Two-Step On-Surface Synthesis of One-Dimensional Nanographene Chains

Abstract

Controllable fabrication of low-dimensional graphene structures is a matter of scientific and technological interest. To date, significant efforts have been devoted to the fabrication of nanographene chains as well as nanographenes and graphene nanoribbons. Here, we present the on-surface synthesis of one-dimensional (1D) nanographene chains composed of hexa-peri-hexabenzocoronene (HBC) which is a common type of nanographene. Using dibromo-substituted hexaphenylbenzene (Br2-HPB) as a precursor, the 1D HBC nanographene chains are achieved through two reaction steps, namely polymerization and cyclodehydrogenation, on a Au(111) surface, which have been investigated by low-temperature scanning tunneling microscopy.
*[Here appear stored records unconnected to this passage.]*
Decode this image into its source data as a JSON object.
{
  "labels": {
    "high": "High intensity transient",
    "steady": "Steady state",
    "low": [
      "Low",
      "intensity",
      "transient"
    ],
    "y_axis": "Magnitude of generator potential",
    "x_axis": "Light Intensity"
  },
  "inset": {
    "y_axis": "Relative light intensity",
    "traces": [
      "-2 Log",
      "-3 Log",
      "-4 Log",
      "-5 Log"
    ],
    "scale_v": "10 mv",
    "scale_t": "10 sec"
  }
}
The Br2-HPB molecules deposited on Au(111) are formed into a chiral selective self-assembled layer, and the following thermal annealing at 200–300 °C induces debromination and sequential polymerization of Br2-HPB, leading to the formation of long 1D HPB chains. In particular, we find that the same length 1D HPB chains are selectively ordered in a side-by-side arrangement. Finally, by annealing at 400 °C, HBC planar nanographenes are achieved through the cyclodehydrogenation process of HPB within the long 1D chains. The maximum length of the obtained 1D HBC nanographene chains reached is about 30 nm.